I bet there must be some error in this question because the indefinite integral looks monstrous, as Kim Peek already forsaw. It must be kind of Elliptic one. (I calculated the integral with wolfram)

How ever numerically the value between $0$ and $2$ is $9.57057$ See here

Answer 2

For sure, this is a monster and numerical integration would be required.

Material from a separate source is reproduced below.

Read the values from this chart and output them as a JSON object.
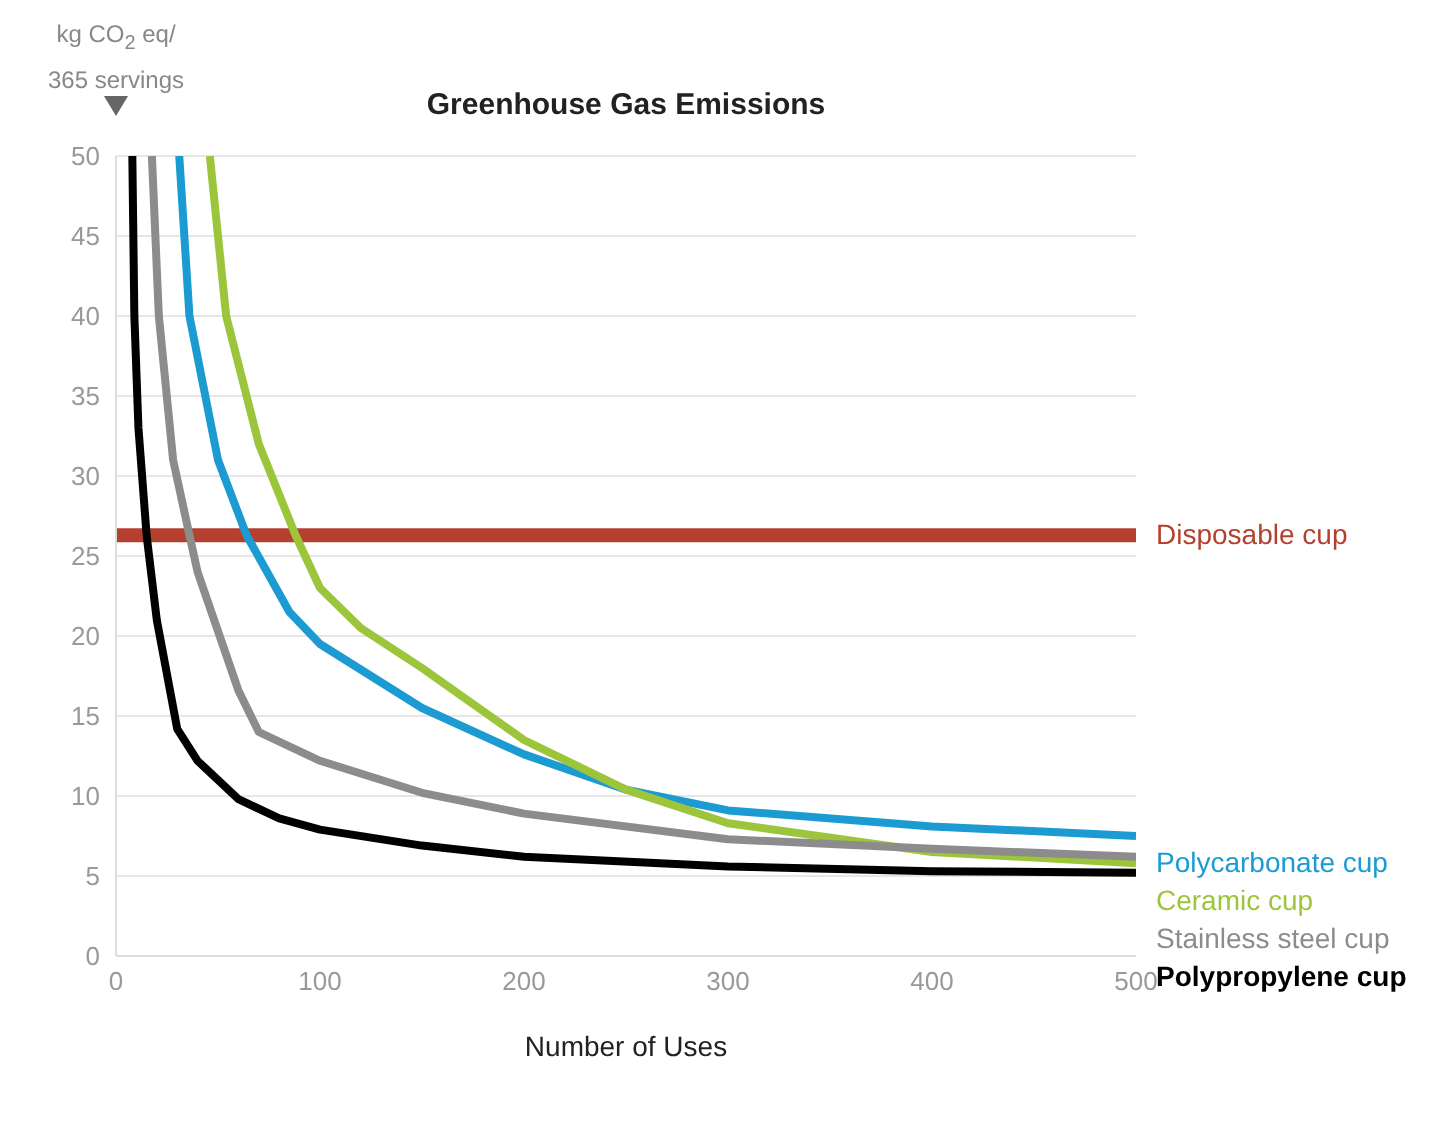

However, I was able to get "reasonable" results expanding the integrand as a Taylor series around $t=1$ and integrating between the given bounds. Since the integrand is now $$\sqrt{9 t^4+4 t^2+1}=\sum_{i=0}^n \alpha_i(t-1)^i+O\left((t-1)^{n+1}\right)$$ $$\int_0^2\sqrt{9 t^4+4 t^2+1}\,dt=\sum_{i=0}^n \alpha_i\int_0^2(t-1)^i\,dt=\sum_{i=0}^n \alpha_i \frac{1+(-1)^i}{1+i}=2\sum_{i=0}^n \frac{\alpha_{2i}}{2i+1}$$ I give below a table for a few results $$\left( \begin{array}{cc} n & integral \\ 0 & 7.48331 \\ 2 & 9.57050 \\ 4 & 9.59621 \\ 6 & 9.58476 \\ 8 & 9.56654 \\ 10 & 9.56044 \end{array} \right)$$

which are very quickly "close" to the numerical value already reported in loved.by.Jesus's answer.